O gatilho para uma onda de crescente violência — ou quando a natureza humana se transforma em função de um acontecimento? Após realizar curtas notáveis entre 2006 e 2014 (The Gas Man, Island e Daylight Hole), Matt Palmer estreia na direção de um longa-metragem.

Calibre, produzido e já disponível no serviço de streaming Netflix, acompanha a caótica descida ao inferno vivenciada pelos amigos Vaughn (Jack Lowden, de Dunkirk) e Marcus (Martin McCann, de 71: Esquecido em Belfast). Após o reencontro, os dois partem para uma isolada comunidade na Escócia a fim de caçar em um final de semana. O que parecia ser um momento de diversão transforma-se numa jornada de violência e morbidez; uma sucessão de acontecimentos que envolvem os dois protagonistas.

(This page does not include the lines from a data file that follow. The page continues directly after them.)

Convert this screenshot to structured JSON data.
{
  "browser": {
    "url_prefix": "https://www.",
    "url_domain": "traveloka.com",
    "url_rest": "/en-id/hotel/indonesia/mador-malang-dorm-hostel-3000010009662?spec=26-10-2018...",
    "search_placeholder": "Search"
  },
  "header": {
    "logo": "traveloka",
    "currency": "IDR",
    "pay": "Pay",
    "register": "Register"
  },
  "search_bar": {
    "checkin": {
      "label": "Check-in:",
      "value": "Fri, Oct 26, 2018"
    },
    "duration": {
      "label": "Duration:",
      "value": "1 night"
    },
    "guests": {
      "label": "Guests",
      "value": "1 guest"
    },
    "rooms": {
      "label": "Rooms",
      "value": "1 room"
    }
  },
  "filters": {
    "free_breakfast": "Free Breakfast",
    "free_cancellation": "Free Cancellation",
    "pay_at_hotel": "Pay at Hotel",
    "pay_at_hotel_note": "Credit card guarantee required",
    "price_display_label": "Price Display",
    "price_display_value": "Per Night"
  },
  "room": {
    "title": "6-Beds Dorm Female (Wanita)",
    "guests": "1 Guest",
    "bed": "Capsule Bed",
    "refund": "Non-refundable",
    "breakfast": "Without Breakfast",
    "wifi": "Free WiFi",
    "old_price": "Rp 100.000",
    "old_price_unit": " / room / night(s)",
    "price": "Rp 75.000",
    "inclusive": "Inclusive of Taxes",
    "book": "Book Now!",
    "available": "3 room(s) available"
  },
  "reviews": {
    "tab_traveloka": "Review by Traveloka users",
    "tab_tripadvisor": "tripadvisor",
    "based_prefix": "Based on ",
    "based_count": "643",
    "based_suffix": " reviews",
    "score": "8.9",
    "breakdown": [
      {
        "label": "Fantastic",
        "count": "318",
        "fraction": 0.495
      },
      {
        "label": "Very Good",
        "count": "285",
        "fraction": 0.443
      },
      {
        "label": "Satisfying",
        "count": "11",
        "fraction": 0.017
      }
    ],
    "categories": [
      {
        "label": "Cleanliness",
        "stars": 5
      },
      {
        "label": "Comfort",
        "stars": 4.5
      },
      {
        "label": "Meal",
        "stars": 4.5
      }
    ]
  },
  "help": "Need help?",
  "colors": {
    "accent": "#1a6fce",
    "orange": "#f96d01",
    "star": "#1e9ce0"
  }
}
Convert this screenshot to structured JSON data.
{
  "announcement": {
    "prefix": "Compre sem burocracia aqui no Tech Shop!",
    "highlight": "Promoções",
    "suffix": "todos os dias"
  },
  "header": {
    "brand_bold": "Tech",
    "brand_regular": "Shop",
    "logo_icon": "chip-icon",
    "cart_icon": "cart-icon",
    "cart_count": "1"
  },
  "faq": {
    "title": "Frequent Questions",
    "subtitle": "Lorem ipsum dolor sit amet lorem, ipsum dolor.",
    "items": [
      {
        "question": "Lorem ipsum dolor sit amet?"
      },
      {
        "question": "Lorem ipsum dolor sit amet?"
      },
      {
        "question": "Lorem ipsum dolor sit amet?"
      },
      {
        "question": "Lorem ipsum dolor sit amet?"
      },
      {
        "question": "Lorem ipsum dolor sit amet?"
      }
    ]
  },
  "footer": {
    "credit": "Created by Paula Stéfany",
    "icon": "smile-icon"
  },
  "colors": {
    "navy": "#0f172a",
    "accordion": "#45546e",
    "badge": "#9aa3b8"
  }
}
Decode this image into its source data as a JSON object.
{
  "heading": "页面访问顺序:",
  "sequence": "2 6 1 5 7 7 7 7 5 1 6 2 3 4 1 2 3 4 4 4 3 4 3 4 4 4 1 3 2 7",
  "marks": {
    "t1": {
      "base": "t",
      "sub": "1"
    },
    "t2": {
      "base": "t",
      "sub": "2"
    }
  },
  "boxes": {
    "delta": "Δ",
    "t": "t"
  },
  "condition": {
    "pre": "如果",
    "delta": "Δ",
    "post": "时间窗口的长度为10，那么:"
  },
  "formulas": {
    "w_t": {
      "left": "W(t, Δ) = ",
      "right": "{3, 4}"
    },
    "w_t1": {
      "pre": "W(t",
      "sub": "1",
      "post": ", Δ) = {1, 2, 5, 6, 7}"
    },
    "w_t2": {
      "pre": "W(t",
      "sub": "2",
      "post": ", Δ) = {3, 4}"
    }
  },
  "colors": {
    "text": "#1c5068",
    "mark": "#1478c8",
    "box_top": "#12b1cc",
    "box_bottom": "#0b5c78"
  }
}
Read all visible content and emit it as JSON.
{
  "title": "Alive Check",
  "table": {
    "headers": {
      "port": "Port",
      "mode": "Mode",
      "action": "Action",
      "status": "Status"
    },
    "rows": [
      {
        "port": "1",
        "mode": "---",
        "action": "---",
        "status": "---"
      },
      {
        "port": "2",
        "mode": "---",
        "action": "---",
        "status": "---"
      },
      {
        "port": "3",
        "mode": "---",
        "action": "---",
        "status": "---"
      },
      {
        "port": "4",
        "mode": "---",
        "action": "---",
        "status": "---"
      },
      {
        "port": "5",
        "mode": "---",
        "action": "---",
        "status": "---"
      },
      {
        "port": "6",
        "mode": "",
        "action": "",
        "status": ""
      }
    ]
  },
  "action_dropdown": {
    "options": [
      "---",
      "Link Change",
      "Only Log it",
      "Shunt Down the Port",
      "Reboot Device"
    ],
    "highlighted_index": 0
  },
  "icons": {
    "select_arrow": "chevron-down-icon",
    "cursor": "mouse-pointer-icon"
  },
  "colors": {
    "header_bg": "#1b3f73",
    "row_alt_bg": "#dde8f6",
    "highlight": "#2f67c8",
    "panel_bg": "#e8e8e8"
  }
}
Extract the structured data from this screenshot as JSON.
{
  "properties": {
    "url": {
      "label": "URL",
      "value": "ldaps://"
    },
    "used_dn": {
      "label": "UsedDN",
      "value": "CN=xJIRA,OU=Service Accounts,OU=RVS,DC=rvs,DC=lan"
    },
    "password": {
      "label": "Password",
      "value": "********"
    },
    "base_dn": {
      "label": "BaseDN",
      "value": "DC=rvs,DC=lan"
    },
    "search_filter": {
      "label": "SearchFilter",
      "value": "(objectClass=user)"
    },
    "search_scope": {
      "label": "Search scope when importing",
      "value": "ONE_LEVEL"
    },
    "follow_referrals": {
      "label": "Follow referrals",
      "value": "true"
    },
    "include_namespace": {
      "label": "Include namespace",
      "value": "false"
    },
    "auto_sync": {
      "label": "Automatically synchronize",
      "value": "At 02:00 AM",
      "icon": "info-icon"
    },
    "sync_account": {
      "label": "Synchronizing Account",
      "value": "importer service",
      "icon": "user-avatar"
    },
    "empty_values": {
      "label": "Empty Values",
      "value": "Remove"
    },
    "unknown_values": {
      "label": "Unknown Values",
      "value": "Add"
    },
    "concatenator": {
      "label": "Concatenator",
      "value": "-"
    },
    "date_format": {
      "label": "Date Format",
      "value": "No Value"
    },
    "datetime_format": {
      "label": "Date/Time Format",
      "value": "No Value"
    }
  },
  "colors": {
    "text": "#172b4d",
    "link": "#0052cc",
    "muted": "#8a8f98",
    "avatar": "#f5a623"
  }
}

Palmer não tem receios de incutir o público logo na verve dramática e de teor sombrio: no momento em que os amigos praticam a caça, sem querer, cometem um assassinato. É quando o roteiro modifica seu tom, aparentemente pacífico nos primeiros dez minutos, para promover um gradual conceito de horror psicológico.

Enquanto Vaughn e Marcus tentam encobrir o acidente que vira de ponta a cabeça as perspectivas de cada um, percebemos na construção do roteiro um exercício de tensão sobre os percalços da culpa humana. Dentro da cidadezinha, o pesadelo se estabelece entre os “amigos-irmãos”, buscando proteger-se de uma situação que parece incontornável.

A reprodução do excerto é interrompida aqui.